Le Groupe d’experts intergouvernemental sur l’évolution du climat (GIEC) a prévenu : pour conserver au moins une chance sur deux de contenir la hausse des températures à la fin du siècle sous la barre de 2° C par rapport à la période préindustrielle – seuil de danger retenu par la communauté internationale en 2009 –, les émissions mondiales de CO2 ne devront pas dépasser, entre 2011 et 2050, une fourchette allant de 860 à 1 180 milliards de tonnes, ou gigatonnes (Gt). Or, les réserves fossiles du globe représentent un stock d’environ 2 900 Gt de CO2 – près de trois fois plus que les émissions tolérables.

 

La conclusion s’impose : il faut, jusqu’à 2050, s’abstenir d’extraire et de brûler la plus grande partie des réserves fossiles. Un tiers des réserves de pétrole, la moitié de celles de gaz et plus de 80 % de celles de charbon devront rester inexploitées, si l’on veut éviter la surchauffe de la planète. Pour ce qui est du cas particulier des hydrocarbures non conventionnels (pétrole et gaz de schiste, sables bitumineux), les auteurs concluent qu’une hausse de leur production actuelle est incompatible avec la volonté de juguler le réchauffement. C’est la thérapie de choc que prescrivent deux chercheurs britanniques dans une étude publiée dans la revue Nature **.

 

Qui s’en soucie ? On voit mal comment convaincre un pays producteur, riche ou pauvre, ou une compagnie pétrolière ou gazière, de renoncer à la rente des hydrocarbures. Pour éviter la catastrophe climatique, nous savons quand nous sommes bien informés qu’il faudrait diviser par quatre d’ici 2050 les émissions de gaz à effet de serre, ce qui voulait dire diviser par deux notre consommation d’énergie.

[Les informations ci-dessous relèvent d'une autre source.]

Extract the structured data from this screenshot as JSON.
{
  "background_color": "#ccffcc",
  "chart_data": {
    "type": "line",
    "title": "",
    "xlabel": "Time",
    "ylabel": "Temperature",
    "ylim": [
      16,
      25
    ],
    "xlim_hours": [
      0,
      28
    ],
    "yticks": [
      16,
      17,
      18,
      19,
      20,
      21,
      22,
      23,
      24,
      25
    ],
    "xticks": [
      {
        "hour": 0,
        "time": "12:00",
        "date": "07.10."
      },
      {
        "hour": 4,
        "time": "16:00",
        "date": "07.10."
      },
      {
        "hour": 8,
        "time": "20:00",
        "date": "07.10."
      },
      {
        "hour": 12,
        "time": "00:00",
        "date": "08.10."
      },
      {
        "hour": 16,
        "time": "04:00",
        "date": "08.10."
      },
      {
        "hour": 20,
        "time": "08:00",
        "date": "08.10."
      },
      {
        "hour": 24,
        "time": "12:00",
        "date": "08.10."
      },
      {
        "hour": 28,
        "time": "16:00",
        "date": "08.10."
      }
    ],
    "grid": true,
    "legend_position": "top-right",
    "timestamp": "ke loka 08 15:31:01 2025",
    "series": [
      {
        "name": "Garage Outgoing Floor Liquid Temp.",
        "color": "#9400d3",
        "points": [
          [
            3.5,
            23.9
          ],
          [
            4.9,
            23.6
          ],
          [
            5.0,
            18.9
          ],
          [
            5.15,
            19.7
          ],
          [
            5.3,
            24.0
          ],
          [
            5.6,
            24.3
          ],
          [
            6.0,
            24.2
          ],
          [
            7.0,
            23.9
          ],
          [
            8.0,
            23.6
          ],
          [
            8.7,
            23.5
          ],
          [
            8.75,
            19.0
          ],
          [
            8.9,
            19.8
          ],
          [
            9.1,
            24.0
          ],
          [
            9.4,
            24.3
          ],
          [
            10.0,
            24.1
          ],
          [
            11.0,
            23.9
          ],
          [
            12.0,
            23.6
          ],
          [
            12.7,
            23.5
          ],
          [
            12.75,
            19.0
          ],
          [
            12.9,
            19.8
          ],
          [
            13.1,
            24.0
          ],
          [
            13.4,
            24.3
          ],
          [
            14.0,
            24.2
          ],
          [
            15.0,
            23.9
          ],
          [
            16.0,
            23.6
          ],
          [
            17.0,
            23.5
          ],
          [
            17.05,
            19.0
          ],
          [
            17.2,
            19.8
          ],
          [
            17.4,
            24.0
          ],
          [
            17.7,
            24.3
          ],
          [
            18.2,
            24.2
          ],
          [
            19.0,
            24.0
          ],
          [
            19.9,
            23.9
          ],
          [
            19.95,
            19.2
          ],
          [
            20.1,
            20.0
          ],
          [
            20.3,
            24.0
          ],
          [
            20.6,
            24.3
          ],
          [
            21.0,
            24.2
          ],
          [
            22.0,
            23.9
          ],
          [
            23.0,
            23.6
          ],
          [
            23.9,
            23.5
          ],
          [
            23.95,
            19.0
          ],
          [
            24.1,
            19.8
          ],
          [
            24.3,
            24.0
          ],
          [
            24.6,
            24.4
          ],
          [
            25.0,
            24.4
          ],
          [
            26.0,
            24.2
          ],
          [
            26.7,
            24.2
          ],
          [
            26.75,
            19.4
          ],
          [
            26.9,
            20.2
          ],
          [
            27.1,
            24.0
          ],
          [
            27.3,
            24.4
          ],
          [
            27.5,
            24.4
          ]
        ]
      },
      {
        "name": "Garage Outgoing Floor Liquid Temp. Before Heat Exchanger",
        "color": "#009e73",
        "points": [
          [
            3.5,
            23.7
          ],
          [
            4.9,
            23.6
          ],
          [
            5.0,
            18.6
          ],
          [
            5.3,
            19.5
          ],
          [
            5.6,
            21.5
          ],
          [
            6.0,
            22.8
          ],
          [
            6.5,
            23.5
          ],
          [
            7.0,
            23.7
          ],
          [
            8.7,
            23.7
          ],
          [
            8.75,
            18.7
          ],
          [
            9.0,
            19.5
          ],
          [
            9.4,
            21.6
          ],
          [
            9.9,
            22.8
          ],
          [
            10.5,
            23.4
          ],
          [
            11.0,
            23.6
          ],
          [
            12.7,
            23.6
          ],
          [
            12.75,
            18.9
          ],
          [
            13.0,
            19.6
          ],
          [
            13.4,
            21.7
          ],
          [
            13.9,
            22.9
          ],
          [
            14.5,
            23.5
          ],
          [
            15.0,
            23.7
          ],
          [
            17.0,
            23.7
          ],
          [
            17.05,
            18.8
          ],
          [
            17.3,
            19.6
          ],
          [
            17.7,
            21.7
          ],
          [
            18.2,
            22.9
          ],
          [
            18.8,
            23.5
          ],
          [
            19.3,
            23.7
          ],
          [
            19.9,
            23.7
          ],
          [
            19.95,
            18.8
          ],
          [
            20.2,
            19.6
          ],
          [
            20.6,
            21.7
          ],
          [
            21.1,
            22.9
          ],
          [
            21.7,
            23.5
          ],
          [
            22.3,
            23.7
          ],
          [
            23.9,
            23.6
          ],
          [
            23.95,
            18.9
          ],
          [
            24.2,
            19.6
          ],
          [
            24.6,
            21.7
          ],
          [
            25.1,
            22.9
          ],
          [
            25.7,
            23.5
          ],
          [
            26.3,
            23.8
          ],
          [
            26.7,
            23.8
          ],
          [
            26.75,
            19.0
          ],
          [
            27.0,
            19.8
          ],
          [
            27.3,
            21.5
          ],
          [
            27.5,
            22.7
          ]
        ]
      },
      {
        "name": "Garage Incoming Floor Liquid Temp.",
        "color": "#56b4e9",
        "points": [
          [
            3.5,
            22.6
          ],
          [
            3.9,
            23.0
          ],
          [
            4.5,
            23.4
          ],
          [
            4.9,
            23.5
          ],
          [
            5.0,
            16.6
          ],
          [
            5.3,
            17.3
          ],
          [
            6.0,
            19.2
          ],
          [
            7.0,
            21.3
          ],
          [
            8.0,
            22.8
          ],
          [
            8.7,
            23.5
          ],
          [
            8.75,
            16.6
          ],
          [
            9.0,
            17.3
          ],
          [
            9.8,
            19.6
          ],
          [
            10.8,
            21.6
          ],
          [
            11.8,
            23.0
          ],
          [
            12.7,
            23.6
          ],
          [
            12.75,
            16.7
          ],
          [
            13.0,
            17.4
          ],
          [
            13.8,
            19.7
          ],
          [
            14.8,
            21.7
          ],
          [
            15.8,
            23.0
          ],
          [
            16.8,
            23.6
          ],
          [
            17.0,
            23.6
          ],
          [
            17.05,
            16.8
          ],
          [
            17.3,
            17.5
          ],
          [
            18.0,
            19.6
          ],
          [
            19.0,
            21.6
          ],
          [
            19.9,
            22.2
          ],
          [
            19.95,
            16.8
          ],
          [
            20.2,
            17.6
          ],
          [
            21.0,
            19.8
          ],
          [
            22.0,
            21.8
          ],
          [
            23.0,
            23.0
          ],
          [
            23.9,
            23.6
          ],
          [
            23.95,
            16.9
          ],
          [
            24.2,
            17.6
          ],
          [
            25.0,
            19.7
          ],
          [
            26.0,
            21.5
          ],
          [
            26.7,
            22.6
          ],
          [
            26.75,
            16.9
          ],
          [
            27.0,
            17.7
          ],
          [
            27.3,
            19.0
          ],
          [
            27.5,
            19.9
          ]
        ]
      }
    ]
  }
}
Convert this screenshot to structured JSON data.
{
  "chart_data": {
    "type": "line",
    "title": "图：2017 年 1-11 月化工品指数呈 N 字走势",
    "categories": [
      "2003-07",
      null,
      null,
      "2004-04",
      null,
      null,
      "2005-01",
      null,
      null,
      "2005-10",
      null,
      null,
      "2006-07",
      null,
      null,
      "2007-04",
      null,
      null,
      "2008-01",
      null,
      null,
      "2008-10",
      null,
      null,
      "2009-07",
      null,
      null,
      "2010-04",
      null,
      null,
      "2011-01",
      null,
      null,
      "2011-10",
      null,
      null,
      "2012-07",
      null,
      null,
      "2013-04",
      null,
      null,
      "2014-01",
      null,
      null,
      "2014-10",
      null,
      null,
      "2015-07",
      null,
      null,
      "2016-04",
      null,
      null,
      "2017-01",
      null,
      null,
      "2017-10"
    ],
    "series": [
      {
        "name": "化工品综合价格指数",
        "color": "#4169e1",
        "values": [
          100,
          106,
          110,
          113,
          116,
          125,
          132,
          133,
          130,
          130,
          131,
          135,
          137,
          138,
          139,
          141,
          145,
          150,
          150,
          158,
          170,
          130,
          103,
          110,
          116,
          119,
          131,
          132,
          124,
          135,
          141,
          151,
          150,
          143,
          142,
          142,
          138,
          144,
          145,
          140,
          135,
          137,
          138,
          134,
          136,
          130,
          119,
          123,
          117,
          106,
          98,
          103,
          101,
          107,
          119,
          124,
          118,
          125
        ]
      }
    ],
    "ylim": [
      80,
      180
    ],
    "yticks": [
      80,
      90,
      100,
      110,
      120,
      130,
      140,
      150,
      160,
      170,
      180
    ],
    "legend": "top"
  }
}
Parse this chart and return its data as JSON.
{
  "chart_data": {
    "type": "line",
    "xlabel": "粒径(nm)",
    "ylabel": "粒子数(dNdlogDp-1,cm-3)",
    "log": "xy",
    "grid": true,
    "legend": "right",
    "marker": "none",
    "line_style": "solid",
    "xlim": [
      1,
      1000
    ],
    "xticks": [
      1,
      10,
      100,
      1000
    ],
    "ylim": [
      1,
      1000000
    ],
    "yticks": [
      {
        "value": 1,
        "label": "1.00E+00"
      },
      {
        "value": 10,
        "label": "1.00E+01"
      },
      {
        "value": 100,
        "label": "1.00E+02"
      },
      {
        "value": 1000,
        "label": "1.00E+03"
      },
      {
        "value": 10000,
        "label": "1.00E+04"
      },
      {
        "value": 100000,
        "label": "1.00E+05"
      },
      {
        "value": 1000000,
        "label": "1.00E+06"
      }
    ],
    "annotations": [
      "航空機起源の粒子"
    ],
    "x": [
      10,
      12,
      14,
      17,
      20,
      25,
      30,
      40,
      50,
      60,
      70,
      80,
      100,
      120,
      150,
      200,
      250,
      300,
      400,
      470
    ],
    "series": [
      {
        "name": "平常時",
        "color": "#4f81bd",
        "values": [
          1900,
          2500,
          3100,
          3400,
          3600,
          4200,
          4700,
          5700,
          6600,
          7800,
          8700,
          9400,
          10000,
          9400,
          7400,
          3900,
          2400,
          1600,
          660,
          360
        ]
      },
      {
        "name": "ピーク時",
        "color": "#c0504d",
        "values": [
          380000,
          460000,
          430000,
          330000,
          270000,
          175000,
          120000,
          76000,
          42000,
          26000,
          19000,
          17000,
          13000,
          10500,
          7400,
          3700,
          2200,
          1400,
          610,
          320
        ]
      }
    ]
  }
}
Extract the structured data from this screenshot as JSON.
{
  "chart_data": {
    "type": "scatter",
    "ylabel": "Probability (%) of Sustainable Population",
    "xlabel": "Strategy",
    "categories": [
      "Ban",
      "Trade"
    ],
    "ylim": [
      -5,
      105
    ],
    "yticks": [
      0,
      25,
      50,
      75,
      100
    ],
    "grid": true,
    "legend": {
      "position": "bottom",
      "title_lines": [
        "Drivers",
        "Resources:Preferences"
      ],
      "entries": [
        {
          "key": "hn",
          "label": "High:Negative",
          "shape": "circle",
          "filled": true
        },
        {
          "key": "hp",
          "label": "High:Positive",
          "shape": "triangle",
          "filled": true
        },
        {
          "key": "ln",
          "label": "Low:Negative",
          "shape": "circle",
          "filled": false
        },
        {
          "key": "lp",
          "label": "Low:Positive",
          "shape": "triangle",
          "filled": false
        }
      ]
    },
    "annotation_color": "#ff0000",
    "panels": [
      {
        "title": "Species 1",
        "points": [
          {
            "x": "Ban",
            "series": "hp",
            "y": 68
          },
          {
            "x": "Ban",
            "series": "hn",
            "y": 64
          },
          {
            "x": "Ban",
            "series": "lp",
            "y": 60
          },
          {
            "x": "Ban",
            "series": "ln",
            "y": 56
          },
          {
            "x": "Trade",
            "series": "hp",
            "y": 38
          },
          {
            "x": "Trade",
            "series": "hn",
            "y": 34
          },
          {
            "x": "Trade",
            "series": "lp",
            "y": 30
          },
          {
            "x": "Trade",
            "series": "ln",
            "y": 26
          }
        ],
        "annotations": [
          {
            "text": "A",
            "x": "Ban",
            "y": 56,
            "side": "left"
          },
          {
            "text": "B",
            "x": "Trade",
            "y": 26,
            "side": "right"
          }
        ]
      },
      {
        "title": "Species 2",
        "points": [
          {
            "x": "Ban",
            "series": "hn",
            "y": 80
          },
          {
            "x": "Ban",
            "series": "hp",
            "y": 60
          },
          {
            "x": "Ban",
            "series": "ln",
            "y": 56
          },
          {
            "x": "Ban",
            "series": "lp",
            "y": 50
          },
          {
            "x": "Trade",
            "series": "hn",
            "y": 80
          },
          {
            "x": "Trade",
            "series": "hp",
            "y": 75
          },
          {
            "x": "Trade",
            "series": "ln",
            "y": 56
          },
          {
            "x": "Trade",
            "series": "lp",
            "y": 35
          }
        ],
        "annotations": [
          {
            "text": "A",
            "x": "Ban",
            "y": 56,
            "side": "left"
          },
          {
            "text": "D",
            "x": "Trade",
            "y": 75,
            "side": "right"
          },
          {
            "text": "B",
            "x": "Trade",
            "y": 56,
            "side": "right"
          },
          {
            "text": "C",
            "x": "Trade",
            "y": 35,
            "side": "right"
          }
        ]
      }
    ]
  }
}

Mais cela restait abstrait. Qui comprend que cela remet complètement en question son mode de vie ?

 

Le 8 janvier dernier, Laurent Fabius prônait devant un comité inter-ministériel l’adoption d’un objectif « zéro carbone – zéro pauvreté » et le rapprochement des agendas internationaux pour le climat et des Objectifs mondiaux pour le développement, qui doivent désormais être « durables ». Ces déclarations d’intentions ne servent absolument à rien si le citoyen de base ne se sent pas concerné. Nous ne pouvons réussir internationalement une COP que si nous commençons à nous impliquer personnellement (par exemple participation généralisée aux « familles à énergie positive ») et à réussir localement (par exemple mise en œuvre d’un plan climat territorial). Les solutions existent, individuelles et collectives. Elles s’appellent sobriété partagée, rationnement bien expliqué, taxe carbone aujourd’hui, carte carbone demain, soutien par l’Etat central des communautés locales cherchant leur autonomie alimentaire et énergétique, adoption de techniques douces aux humains et à la nature, généralisation d’une agriculture biologique, conversion des intellectuels du tertiaire à l’artisanat, entraînement à la réponse non violente en toutes circonstances, rejet des actions militaires, considération des acteurs absents (générations futures et non-humains), maîtrise de la fécondité, etc. Le pire n’est jamais certain.

 

* Le Monde du 17 janvier 2015, La planète a atteint ses limites.

 

** Le Monde du 9 janvier 2015, Des réserves fossiles rationnées pour éviter la surchauffe.